迎えに行ったら、とても不満そうな顔をして、大人しく椅子に座っていた。まだ小学四年生であったことと、初めての犯罪行為であったこと、それから身元引受人であるオレがいたことで厳重注意だけで済んだ。

 すっかり暗くなった空の下、夕飯の時間はとっくに過ぎているからマサキも腹が減っているだろう。まだ幼さの残る手を引いて帰りながら、二人で話をした・
 「なんで緑川さんは、オレを迎えに来たんだよ…」
 「お前は家族だろ。家族が家族を迎えに行かないなんて、有り得ないでしょ」
 「…オレ、悪いことしたんだよ。怒らねーのかよ」
 「マサキが自分で悪いことだって分かっているなら、オレが怒る必要ないよ」
 繋いでいる手が、ぎゅっと強く握られる。そして微かだけれど、震えているようにも感じた。
「なんで…なんでお前は、こんなオレに、そうやって何でもしてくれるんだよ…」

「マサキが嬉しかったらオレは一緒に喜ぶし、面白かったらオレも一緒に笑う。辛いことがあったら一緒に悩むし、悪いことしたら一緒に謝る。家族って言うのはそういうものなんだよ」

マサキは食玩が欲しくて盗んだわけじゃない。自分を見てほしい、受け止めてほしい目的でそんな行動に出たのだ。何でなんて理由は、そこには存在しない。本当の親が居たらそうするように、隣に寄り添って笑ったり泣いたりして、一緒に成長していくのだ。
そしてその事件を機に、徐々にマサキの試し行為は減っていき、少々口は悪くても、素直にいう事を聞いてくれるようになった。

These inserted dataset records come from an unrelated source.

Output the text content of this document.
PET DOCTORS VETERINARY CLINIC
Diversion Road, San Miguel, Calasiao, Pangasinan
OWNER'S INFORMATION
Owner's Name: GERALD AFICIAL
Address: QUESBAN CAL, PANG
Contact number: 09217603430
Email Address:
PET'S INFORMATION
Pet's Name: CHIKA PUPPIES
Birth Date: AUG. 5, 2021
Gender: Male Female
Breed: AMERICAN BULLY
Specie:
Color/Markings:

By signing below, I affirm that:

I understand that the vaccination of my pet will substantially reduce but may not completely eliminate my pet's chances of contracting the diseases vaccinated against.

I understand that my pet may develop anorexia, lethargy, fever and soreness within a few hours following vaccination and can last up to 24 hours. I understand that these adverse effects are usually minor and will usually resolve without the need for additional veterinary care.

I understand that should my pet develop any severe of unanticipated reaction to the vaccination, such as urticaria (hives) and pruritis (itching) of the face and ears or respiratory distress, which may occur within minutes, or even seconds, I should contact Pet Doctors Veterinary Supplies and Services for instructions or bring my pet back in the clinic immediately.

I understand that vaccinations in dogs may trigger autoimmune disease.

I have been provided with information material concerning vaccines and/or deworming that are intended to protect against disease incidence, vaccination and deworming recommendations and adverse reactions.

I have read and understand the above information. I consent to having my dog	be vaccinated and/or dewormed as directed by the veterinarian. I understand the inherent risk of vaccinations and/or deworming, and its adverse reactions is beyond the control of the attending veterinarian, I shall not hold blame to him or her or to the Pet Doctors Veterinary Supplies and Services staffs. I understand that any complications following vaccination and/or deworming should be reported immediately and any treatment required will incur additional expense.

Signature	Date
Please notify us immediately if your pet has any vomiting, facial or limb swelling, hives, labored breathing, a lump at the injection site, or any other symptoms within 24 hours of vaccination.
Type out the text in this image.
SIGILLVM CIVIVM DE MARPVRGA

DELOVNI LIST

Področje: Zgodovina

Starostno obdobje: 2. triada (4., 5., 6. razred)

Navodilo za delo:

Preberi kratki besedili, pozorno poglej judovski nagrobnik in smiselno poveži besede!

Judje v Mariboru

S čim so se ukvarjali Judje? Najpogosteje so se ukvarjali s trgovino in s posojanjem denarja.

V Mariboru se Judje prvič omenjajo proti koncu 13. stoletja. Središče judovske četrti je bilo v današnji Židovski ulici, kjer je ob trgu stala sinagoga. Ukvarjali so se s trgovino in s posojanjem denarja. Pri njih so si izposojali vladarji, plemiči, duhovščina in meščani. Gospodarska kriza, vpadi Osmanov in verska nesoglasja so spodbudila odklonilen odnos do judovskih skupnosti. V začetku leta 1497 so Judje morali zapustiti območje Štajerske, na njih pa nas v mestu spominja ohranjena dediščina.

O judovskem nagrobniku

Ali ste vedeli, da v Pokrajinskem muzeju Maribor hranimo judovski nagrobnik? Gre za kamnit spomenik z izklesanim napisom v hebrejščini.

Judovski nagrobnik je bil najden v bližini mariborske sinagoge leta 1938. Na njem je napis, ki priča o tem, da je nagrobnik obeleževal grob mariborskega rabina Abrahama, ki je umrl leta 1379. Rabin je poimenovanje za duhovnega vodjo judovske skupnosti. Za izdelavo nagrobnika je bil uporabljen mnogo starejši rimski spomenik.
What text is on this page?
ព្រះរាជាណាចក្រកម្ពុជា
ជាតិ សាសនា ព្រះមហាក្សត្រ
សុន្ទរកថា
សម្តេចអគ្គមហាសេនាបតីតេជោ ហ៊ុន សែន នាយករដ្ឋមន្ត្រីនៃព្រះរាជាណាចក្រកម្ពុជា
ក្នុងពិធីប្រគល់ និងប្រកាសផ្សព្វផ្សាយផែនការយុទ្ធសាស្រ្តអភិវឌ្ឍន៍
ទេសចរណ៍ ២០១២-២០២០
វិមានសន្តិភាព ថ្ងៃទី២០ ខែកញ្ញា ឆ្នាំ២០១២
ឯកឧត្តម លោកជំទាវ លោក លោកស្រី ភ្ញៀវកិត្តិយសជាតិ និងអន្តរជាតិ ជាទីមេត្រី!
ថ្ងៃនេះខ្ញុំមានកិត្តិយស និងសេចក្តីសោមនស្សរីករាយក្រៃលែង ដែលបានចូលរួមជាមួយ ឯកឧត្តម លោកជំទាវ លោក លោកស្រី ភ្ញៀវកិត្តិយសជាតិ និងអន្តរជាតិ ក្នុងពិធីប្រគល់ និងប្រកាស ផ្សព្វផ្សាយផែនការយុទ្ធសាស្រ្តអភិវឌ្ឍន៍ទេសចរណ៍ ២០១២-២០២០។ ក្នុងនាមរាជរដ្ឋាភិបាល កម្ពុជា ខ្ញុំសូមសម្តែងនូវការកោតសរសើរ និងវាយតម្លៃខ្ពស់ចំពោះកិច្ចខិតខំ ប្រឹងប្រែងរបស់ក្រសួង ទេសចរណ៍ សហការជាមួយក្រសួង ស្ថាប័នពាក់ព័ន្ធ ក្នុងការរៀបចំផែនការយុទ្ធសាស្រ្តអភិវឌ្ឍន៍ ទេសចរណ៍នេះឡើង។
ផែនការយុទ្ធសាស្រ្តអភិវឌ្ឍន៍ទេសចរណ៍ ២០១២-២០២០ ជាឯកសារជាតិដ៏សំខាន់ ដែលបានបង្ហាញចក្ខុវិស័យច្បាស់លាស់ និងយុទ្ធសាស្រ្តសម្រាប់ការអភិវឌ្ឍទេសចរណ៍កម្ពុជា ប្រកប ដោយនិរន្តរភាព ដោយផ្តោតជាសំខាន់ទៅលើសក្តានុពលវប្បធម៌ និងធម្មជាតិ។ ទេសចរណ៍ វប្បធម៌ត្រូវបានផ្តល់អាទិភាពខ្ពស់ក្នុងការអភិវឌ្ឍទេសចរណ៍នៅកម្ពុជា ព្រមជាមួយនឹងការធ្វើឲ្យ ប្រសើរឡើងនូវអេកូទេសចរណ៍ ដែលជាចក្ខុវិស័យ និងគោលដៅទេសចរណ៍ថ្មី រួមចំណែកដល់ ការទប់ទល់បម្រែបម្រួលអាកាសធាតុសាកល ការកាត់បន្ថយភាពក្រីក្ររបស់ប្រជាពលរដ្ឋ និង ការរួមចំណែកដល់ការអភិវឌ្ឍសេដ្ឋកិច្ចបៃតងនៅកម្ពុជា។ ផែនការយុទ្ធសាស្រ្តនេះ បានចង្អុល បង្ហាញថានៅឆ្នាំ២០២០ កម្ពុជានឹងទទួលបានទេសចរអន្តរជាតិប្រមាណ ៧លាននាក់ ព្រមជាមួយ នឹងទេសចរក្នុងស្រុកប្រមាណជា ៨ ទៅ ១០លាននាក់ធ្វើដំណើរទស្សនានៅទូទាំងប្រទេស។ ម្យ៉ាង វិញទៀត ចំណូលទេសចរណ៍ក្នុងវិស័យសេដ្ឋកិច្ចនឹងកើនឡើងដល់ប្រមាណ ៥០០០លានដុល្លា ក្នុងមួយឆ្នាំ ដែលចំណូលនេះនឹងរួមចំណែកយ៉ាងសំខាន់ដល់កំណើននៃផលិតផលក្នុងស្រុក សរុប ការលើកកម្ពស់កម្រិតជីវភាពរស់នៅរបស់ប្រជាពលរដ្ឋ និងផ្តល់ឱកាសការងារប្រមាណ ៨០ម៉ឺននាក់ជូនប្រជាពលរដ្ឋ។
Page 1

それから、担当になってからマサキとよくサッカーをやった。施設に来たころのオレはサッカーなんて知らなかったが、流石に、円堂率いるオレたちの頃のイナズマジャパンが世界大会で優勝してからは、サッカーブームが続いていたため、マサキも何度かはやったことがあったらしい。
難関大学に通い、次期社長として経験を重ねるために週に一回は養父の仕事の手伝いをしにおひさま園にやってくるヒロトは、忙しいはずなのに、わざわざ帰りにオレの所へ寄って、マサキと三人でボールを蹴って遊ぶこともあった。
そしてマサキは次第にサッカーの面白さに気付いていったらしく、一人でもボールを蹴りに行くようになった。